A lot of people remember it as an assertion by * that 'Saddam Hussein recently sought significant quantities of uranium from Niger,' when it was actually a reported claim. Some people even remember 'acquired' instead of 'sought'. It's spawned a few silly strawman articles. This makes sense, however.
We don't usually remember words, we remember content. But if we interpreted the words correctly, we don't realize what we've done since we reconstitute the words fairly accurately on demand. The actual words usually fuzz out after about 10 seconds. It's why rhyme and meter are helpful for remembering poetry, but prose is harder to memorize with complete accuracy ... unless sung (i.e., has a meter imposed on it). And it's why courtroom testimony, esp. hearsay, is such a bitch.

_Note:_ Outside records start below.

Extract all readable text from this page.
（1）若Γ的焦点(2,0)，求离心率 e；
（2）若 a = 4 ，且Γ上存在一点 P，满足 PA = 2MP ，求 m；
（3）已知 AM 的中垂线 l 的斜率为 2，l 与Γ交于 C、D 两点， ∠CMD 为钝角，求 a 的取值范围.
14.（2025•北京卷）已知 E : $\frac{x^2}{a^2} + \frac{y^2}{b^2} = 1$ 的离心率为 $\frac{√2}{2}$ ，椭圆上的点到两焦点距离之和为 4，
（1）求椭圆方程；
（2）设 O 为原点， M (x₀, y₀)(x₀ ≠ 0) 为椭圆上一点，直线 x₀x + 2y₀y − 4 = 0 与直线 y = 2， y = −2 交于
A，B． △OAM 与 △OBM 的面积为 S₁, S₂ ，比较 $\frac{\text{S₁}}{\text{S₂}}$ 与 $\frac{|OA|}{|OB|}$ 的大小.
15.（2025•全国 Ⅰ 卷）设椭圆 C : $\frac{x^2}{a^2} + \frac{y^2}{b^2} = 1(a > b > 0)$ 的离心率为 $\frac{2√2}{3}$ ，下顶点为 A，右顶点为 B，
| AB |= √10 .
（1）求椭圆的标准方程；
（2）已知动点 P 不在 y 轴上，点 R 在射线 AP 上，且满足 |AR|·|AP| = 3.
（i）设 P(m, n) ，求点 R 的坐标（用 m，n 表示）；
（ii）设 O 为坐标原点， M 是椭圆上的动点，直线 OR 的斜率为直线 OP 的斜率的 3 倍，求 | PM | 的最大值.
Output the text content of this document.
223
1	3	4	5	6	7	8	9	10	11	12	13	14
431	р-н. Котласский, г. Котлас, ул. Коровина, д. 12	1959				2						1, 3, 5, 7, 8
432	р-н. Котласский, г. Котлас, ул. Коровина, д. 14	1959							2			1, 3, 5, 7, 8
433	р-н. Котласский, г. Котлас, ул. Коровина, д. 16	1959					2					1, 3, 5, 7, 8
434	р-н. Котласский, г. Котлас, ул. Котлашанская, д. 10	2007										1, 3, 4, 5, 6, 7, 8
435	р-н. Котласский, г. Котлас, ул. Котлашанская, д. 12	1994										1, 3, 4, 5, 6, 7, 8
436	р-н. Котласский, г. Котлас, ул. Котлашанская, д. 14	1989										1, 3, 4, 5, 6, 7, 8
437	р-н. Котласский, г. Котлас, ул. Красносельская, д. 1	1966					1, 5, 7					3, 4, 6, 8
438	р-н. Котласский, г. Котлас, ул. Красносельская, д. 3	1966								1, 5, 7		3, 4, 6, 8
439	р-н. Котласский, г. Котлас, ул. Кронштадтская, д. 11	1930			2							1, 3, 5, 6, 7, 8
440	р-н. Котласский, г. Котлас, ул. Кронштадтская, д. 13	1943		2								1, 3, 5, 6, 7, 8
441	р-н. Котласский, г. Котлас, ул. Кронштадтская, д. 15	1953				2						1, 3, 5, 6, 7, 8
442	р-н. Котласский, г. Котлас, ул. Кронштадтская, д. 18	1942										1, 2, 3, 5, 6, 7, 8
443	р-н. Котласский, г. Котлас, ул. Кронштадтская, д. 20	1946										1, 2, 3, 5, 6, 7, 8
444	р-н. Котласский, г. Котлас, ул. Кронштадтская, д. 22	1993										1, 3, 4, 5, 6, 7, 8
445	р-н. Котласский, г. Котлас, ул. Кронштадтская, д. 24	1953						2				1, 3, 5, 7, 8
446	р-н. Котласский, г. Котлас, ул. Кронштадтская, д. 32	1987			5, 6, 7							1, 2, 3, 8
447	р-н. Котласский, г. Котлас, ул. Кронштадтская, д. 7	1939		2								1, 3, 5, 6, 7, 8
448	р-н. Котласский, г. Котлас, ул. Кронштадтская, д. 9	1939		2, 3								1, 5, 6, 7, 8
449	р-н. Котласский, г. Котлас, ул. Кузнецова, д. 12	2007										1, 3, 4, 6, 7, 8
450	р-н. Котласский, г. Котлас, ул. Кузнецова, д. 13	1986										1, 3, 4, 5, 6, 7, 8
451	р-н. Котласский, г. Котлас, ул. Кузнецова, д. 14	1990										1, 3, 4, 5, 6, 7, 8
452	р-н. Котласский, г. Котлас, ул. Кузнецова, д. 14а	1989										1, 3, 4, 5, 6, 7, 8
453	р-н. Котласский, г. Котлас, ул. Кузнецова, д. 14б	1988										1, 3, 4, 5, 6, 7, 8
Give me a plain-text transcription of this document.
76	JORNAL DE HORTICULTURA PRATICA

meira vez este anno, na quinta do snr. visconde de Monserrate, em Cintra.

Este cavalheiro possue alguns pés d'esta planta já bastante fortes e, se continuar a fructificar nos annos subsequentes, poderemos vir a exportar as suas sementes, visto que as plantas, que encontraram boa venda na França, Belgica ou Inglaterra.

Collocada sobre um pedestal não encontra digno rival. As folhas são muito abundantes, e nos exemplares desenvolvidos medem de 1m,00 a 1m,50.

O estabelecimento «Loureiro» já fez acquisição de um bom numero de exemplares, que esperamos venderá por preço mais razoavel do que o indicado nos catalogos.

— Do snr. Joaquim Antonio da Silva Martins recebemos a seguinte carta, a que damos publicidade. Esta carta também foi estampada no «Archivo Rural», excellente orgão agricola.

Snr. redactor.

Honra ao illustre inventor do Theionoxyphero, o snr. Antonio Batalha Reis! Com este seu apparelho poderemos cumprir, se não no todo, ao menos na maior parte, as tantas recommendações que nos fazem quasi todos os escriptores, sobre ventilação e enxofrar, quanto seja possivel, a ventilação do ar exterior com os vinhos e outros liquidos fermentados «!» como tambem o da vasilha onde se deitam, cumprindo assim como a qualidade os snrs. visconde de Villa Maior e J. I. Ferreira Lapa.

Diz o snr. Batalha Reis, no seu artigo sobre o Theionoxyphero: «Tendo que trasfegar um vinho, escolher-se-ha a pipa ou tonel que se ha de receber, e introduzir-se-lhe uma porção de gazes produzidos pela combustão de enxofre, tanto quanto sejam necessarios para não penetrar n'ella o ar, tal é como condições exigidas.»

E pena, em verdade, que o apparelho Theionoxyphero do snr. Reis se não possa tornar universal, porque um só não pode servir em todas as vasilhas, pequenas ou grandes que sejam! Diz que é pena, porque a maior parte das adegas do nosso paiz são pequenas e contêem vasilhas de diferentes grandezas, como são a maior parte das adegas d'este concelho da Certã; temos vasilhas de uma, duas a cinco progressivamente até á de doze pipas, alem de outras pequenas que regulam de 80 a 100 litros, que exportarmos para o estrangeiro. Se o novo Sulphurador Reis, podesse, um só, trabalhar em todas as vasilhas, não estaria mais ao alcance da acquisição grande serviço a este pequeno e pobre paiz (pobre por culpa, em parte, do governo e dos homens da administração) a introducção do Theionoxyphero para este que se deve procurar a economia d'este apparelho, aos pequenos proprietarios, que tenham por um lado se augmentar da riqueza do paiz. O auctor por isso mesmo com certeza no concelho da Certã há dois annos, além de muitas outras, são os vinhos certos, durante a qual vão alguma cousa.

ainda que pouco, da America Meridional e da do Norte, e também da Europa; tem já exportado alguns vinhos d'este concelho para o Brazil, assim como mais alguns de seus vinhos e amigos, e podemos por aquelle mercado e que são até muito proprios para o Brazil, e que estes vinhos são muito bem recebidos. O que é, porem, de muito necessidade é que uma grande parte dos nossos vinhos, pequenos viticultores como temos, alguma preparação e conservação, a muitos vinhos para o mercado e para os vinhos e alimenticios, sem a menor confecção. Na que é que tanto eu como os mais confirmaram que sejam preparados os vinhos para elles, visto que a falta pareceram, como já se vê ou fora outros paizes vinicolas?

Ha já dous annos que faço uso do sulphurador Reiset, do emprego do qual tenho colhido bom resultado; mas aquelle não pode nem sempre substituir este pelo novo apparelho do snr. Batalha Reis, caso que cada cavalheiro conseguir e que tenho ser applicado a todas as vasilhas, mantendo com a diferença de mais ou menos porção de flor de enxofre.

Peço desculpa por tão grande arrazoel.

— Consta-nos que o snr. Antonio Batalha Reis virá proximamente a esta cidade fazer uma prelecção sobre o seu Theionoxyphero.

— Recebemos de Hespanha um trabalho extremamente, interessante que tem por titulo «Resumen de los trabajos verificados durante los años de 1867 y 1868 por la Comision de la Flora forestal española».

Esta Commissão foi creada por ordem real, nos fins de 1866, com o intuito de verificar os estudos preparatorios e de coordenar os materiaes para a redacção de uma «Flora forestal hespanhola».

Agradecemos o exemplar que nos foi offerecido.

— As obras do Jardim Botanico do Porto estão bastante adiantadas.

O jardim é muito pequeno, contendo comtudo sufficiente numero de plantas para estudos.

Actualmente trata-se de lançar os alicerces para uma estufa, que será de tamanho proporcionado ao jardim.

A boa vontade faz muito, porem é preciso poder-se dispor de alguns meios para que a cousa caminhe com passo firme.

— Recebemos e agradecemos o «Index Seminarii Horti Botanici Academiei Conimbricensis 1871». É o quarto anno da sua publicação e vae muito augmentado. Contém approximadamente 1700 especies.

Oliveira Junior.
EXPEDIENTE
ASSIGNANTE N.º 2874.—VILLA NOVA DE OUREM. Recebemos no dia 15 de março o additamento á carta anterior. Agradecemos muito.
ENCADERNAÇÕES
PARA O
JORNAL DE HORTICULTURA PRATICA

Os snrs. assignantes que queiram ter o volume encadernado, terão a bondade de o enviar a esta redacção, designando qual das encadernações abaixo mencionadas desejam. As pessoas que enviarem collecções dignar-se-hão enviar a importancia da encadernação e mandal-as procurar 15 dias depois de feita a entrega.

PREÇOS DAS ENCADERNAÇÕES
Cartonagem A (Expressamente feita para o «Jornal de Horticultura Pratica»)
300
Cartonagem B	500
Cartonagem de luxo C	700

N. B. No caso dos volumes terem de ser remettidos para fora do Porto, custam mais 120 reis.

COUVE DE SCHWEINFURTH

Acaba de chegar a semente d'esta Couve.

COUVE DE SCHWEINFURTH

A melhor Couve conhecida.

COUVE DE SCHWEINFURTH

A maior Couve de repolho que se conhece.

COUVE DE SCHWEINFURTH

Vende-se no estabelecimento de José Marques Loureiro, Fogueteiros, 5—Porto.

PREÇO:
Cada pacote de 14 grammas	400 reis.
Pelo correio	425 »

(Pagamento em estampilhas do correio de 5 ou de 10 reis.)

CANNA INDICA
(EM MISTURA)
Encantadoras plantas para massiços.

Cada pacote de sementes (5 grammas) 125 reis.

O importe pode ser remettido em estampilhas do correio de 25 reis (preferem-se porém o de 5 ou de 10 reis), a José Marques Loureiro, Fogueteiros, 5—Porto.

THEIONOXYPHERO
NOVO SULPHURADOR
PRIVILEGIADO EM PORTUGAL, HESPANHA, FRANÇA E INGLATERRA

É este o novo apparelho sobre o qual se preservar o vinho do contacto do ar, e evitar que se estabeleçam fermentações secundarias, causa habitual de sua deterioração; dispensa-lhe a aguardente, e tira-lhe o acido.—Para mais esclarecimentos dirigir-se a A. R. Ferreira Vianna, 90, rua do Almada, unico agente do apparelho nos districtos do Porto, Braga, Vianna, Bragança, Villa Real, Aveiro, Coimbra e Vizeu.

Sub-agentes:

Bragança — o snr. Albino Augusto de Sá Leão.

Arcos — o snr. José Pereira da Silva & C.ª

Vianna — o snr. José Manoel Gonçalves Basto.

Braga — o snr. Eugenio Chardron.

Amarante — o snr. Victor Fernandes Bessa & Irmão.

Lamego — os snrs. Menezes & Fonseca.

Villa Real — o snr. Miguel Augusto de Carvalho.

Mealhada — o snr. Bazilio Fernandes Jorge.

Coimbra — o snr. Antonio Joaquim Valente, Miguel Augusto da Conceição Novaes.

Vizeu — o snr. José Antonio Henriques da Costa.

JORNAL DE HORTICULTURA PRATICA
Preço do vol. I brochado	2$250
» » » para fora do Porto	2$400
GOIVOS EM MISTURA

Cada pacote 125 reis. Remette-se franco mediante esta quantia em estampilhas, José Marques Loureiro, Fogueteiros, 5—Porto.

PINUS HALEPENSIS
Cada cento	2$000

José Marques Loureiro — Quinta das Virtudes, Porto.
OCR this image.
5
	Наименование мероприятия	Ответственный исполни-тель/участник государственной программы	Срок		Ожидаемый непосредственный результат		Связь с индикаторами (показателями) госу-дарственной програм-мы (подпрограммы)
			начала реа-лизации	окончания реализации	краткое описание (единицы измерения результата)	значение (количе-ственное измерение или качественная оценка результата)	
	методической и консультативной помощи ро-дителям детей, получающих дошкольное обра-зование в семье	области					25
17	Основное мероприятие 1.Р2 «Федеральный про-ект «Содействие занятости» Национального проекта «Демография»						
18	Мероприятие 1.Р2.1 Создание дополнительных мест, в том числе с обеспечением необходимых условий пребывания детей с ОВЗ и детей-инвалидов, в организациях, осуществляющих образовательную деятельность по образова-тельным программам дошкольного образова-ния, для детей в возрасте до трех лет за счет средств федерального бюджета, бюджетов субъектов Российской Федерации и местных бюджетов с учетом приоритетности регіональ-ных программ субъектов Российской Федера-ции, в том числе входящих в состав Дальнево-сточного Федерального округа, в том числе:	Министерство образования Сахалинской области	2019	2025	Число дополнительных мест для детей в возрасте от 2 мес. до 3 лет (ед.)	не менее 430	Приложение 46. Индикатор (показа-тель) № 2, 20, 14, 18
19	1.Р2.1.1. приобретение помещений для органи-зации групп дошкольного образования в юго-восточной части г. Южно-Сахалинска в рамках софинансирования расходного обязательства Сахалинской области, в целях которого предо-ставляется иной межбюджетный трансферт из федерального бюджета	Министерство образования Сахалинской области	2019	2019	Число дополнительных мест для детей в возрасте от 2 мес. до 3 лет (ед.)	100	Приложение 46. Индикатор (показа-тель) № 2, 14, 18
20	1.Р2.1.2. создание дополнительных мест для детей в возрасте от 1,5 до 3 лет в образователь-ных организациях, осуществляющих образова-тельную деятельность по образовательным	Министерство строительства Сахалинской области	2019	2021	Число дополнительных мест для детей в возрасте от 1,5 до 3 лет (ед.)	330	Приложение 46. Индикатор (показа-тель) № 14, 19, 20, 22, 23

There are some nifty psycholinguistics experiments from the '70s that haven't been explained in any other way. They involved exposing listeners and readers to some rather clever sentences that intentionally misled the listener to reach a false interpretation--you read them, you don't trip, but they don't actually say what your brain picks up; if the subjects listened or read them a second time, they'd probably get it right, but that wasn't allowed. Subjects could regurgitate the sentence immediately, and catch their error--they retained the actual words for about 10 seconds on average; but if they waited, they'd say a sentence compatible with their interpretation. Mostly they'd be really confident about it, too, and most of the words would be the same. Oddly, when exposed to the same sentences in follow-up experiments the same day or a week later, subjects tended not to catch their mistake: researchers concluded the subjects already knew what the sentence meant, why bother making the effort to re-parse it?
The human brain is truly quirky. Bilingual speakers even 'remember' hearing or reading things in the wrong language--they sometimes report being told something by their parents in a language their parents didn't knew (and which the bilingual didn't know at the time), or hearing a speech given in a language the speech-giver never knew.